Gulf, MENA region expect expansion of film industry

Total cinem a revenue in Saudi Arabia is expected to reach $1.5 billion in 2030.
Sunday 11/11/2018
Participants in a panel discussion on cinema content for the Arab world at the MENA Cinema Forum in Dubai. (MENA Cinema Forum)
With an eye on the future. Participants in a panel discussion on cinema content for the Arab world at the MENA Cinema Forum in Dubai. (MENA Cinema Forum)

DUBAI - The MENA Cinema Forum brought together regional and international industry players from across the film-making spectrum. The focus was on the economic effects of the growing cinema market in the region with those in attendance keen on learning what it meant to open the Saudi cinema market.

There seemed to be agreement among speakers that the combination of Hollywood, Bollywood and Arabic content that the UAE market has adopted and the kind of finesse used by cinema operators in Dubai in terms of facilities and formats could be an excellent starting point for Saudi Arabia.

Topics such as investment in the cinema industry, trends, the future of cinema in MENA, strategic implementation and competitive operations dominated discussions by key players from several industries, business leaders and cinema industry experts

Predictions were that the Gulf Cooperation Council region would see the development of 1,000 cinema halls in five years, making it the hotspot for operators, exhibitors, distributors and local and international production houses.

The region is gearing up for a massive expansion in entertainment. It has 1,300 cinema screens in operation and most of the new cinema screens will be in Saudi Arabia, which reopened cinema theatres after a hiatus of 35 years.

Total cinema revenue in Saudi Arabia is expected to reach $1.5 billion in 2030, research by PwC Middle East, a global advisory firm, claimed.

“By 2030, Saudi Arabia is expected to host 2,600 cinemas,” said Martin Berlin, Middle East partner at PwC Middle East. “Based on global and regional benchmarks, we expect [Saudi Arabia] to accommodate between 300 and 370 cinema locations.”

Berlin based his forecast on a projected 2030 Saudi population of 39.5 million and 6.6 screens per 100,000 people.

“Based on pricing of $11-$14 for lower-end formats and $40 for luxury formats, [Saudi Arabia] could generate $950 million in box office revenues by 2030. As other revenue streams typically account for about 35% of overall revenues, this brings the total to $1.5 billion,” Berlin said.

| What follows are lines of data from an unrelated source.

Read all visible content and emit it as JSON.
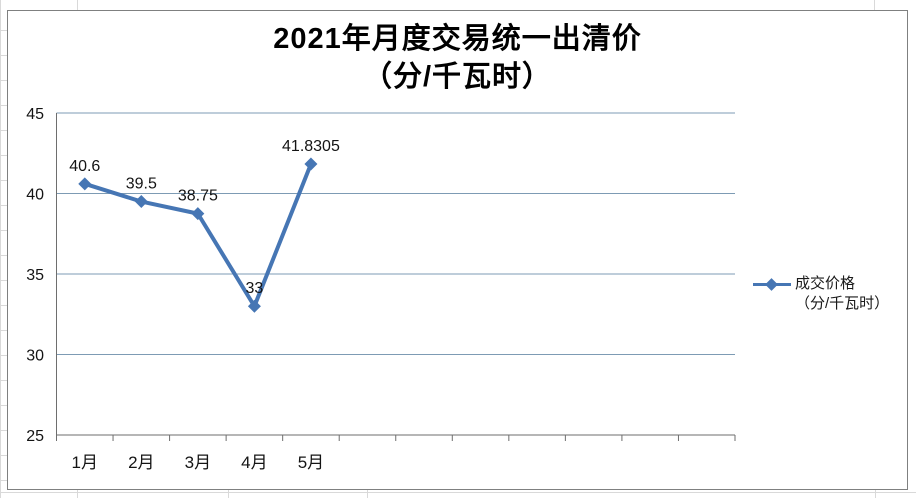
{
  "chart_data": {
    "type": "line",
    "title": "2021年月度交易统一出清价（分/千瓦时）",
    "title_line1": "2021年月度交易统一出清价",
    "title_line2": "（分/千瓦时）",
    "categories": [
      "1月",
      "2月",
      "3月",
      "4月",
      "5月"
    ],
    "series": [
      {
        "name": "成交价格（分/千瓦时）",
        "values": [
          40.6,
          39.5,
          38.75,
          33,
          41.8305
        ]
      }
    ],
    "point_labels": [
      "40.6",
      "39.5",
      "38.75",
      "33",
      "41.8305"
    ],
    "legend": {
      "line1": "成交价格",
      "line2": "（分/千瓦时）",
      "position": "right"
    },
    "xlabel": "",
    "ylabel": "",
    "ylim": [
      25,
      45
    ],
    "yticks": [
      25,
      30,
      35,
      40,
      45
    ],
    "category_slots": 12,
    "grid": true,
    "colors": {
      "series": "#4676B4",
      "gridline": "#7D9BB4",
      "axis": "#6E6E6E",
      "text": "#141414",
      "title": "#000000",
      "chart_border": "#7F8080",
      "sheet_gridline": "#D9D9D9"
    }
  }
}
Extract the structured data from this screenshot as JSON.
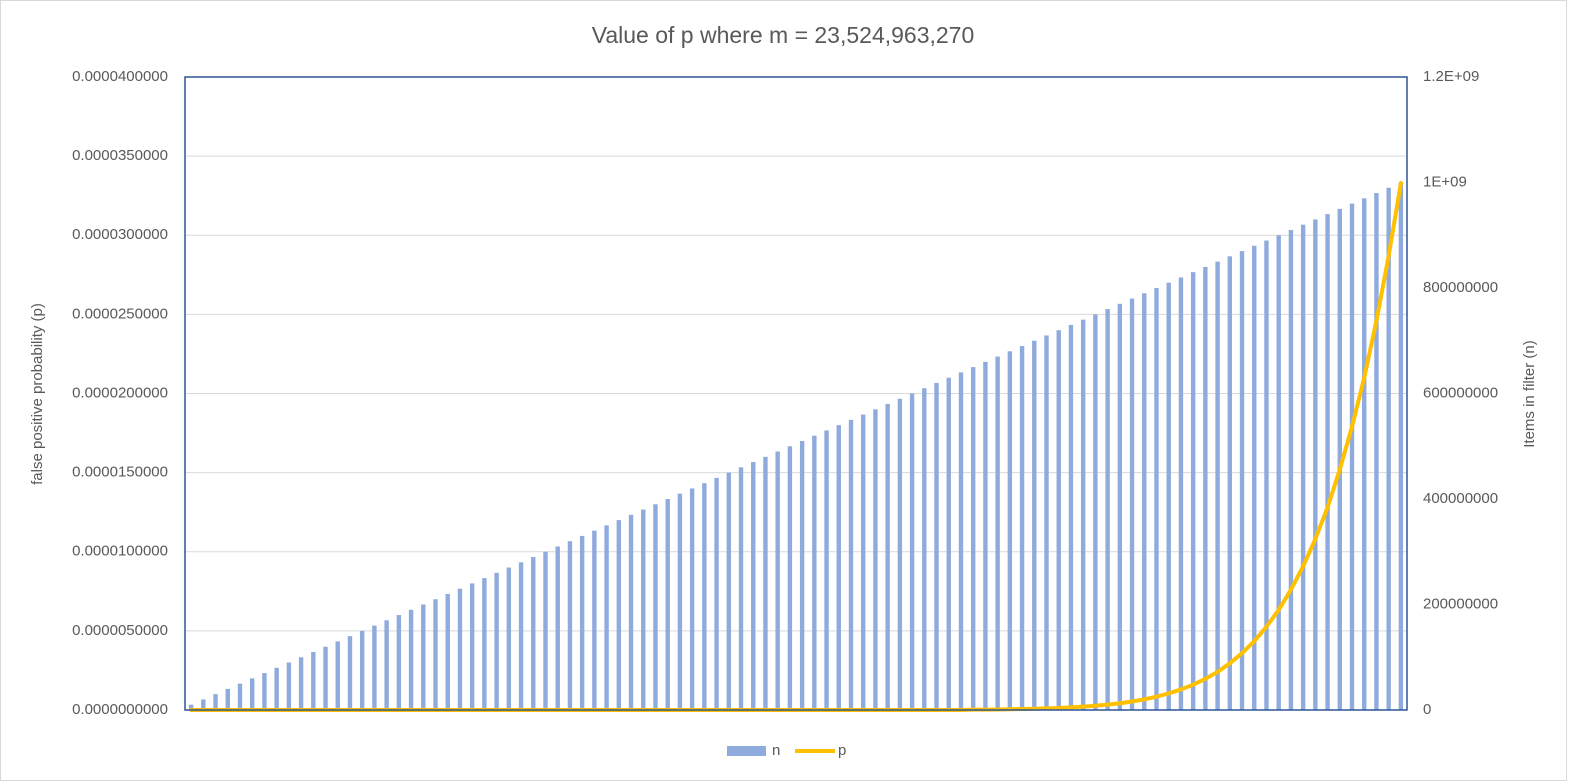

He advocated four factors that should receive attention so the Saudi cinema industry reaches its full potential. These are: scouting good locations for cinemas; an effective programming mix of Hollywood, regional, Bollywood and local content; adopting successful regional cinema formats meeting different tastes and preferences; and sensible pricing models for long-term sustenance of the sector.

On the topic of “Cinema Content for the Arab World,” Kaswara al-Khatib, chairman and CEO of UTURN Entertainment, said: “In Saudi Arabia, the business model needs to be completely different. We cannot certainly compete with Japanese, American and European films right now but we can definitely create something different. We also want to express our culture to the outer world through our cinemas.”

Colin Brown, managing partner (International) of MAD Solutions & Arab Cinema Centre, talked about tailoring content for Saudi culture.

“There is a need of some psychological and structural changes not only in Saudi Arabia but also throughout the region. As a professional industry, we cannot depend on foreign movies alone. To be completely independent, we need to train young talent from this region to come up with good Arabic content,” he said.

Another key topic was how Arab cinemas were getting international recognition and how stronger strategies and supply chains could improve it.

Bassam Hajjawi, president/CEO of the International Distribution Agency, pointed to the international recognition Lebanese cinema was getting. “We see so many young talents among us who can shine. We need to follow international Arab style. We need big stars from this region and it’s only possible if we focus on bringing the Arab style, culture and characteristics to the cinemas,” he said.

Leila Masinaei, managing director of GM Events, who organised the forum, said in its first edition the forum attracted 800 attendees who engaged in fruitful business networking, which resulted in great relationships being formed.

“For 2019, we are going to expand all the talks to the topic of production of Hollywood and Bollywood movies in the Middle East and, most important, the production of Arab cinemas by the youth of MENA region. We will try to build the support of major financing and distribution companies,” Masinaei said.

“I can confirm so far, we have four movie premieres confirmed for MENA Cinema Forum 2019. Two from major studios and two regional movies,” she said, adding that an expanded edition would be November 12-14, 2019.